Los frutos secos llevan años considerados uno de los snacks más saludables que existen y forman parte habitual de desayunos, meriendas y recetas de todo tipo, en especial porque son prácticos, fáciles de llevar y tienen fama de aportar energía de calidad, grasas saludables y una gran cantidad de nutrientes. Sin embargo, hay un pequeño detalle que muchas personas desconocen y que podría cambiar bastante la forma en la que el cuerpo los digiere: lavarlos o dejarlos en remojo antes de comerlos.
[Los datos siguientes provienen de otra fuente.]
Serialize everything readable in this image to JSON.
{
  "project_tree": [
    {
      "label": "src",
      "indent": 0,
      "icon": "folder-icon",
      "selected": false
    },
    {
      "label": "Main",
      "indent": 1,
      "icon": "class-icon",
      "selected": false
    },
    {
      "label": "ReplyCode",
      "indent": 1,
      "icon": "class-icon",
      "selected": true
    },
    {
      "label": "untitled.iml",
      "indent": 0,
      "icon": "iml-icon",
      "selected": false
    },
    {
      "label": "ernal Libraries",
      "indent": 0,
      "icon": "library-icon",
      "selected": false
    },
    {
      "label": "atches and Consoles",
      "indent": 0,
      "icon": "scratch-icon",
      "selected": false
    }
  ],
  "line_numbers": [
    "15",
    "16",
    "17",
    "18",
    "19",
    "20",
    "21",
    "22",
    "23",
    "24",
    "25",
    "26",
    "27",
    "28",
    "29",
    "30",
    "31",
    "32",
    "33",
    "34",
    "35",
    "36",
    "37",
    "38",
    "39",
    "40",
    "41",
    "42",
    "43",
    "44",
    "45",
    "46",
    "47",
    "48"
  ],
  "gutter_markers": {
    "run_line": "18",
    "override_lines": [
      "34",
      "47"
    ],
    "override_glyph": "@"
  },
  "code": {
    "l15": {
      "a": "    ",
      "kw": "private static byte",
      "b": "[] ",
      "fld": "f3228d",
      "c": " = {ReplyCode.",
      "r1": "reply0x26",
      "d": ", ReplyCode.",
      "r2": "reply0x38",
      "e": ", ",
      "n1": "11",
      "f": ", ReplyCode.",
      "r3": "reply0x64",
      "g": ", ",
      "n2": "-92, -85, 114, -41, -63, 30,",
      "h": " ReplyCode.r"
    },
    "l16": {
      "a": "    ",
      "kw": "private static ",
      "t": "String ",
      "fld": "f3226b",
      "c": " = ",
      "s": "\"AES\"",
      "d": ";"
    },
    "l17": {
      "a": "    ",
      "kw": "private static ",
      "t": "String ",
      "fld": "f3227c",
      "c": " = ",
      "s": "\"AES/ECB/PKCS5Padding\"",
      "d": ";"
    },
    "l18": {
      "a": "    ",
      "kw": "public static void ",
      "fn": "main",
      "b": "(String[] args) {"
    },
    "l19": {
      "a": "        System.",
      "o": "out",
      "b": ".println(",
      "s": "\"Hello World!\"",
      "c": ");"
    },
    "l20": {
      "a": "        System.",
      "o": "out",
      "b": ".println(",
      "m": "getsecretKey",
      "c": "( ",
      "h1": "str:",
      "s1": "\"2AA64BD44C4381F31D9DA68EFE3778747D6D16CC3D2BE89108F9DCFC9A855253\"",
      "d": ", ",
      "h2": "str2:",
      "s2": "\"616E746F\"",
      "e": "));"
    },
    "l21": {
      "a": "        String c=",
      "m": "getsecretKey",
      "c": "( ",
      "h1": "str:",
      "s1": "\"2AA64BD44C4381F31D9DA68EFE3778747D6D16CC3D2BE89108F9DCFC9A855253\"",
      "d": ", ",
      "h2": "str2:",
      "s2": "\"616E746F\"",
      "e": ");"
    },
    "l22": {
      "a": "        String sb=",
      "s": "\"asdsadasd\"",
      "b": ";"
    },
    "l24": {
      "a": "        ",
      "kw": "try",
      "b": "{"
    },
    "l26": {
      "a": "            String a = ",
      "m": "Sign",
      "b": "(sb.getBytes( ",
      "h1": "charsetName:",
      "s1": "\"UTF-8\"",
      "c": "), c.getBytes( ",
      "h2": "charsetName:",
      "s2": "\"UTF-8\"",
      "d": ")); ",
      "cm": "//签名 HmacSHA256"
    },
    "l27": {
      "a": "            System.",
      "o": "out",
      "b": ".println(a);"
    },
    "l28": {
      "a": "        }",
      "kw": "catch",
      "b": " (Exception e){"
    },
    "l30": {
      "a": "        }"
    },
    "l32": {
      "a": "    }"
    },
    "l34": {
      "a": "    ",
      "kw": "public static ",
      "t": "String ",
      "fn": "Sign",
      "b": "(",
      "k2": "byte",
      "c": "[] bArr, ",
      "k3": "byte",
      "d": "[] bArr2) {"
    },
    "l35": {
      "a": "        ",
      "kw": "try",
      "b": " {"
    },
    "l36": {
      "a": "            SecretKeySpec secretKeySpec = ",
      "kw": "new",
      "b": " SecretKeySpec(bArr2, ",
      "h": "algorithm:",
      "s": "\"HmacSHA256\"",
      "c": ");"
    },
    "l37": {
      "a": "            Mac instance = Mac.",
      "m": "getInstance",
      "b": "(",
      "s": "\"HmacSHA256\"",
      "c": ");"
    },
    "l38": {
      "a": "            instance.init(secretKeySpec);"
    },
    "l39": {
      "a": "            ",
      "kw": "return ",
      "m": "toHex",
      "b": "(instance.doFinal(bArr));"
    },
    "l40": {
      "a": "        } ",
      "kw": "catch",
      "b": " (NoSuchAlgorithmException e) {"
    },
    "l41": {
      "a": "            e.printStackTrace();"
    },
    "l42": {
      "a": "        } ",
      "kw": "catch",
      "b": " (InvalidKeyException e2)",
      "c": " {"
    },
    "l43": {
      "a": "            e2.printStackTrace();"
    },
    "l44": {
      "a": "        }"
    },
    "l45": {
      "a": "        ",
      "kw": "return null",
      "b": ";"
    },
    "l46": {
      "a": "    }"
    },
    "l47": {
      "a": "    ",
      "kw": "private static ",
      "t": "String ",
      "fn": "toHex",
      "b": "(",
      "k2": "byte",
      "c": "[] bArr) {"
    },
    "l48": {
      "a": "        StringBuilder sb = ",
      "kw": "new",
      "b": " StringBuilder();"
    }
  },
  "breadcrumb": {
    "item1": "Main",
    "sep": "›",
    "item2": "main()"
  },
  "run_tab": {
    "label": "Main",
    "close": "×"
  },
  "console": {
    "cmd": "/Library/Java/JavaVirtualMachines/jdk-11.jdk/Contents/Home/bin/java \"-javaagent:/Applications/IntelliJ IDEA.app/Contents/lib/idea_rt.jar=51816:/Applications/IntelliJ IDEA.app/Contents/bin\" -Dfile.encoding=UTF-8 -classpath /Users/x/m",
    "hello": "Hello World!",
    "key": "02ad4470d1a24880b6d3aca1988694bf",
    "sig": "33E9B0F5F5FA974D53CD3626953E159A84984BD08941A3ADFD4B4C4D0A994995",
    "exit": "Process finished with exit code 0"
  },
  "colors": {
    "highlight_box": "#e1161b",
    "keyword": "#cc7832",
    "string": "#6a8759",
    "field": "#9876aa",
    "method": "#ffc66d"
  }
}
Aunque a simple vista parezcan listos para consumir directamente del paquete, algunos especialistas en nutrición aseguran que preparar los frutos secos de otra manera puede ayudar a que resulten más ligeros y fáciles de digerir. Es algo sencillo, casi cotidiano, pero que cada vez gana más popularidad entre quienes notan hinchazón, pesadez o molestias después de consumirlos, especialmente cuando se comen en grandes cantidades o de forma frecuente.
3No todo el mundo necesita hacerlo, pero puede marcar diferencias
Eso sí, lavar o activar los frutos secos no es una obligación ni significa que comerlos de manera normal sea perjudicial, pues en realidad muchas personas los consumen tal cual y no experimentan ninguna molestia. El cambio suele notarse más en quienes tienen digestiones sensibles, sensación de pesadez o cierta inflamación después de comerlos.
Precisamente ahí está la clave de este hábito que cada vez recomiendan más nutricionistas. No se trata de convertir los frutos secos en un alimento diferente, sino de hacer pequeños ajustes que ayuden al cuerpo a tolerarlos mejor y aprovechar más sus propiedades. A veces, detalles tan simples como un buen remojo pueden cambiar bastante la forma en la que nos sentimos después de comer.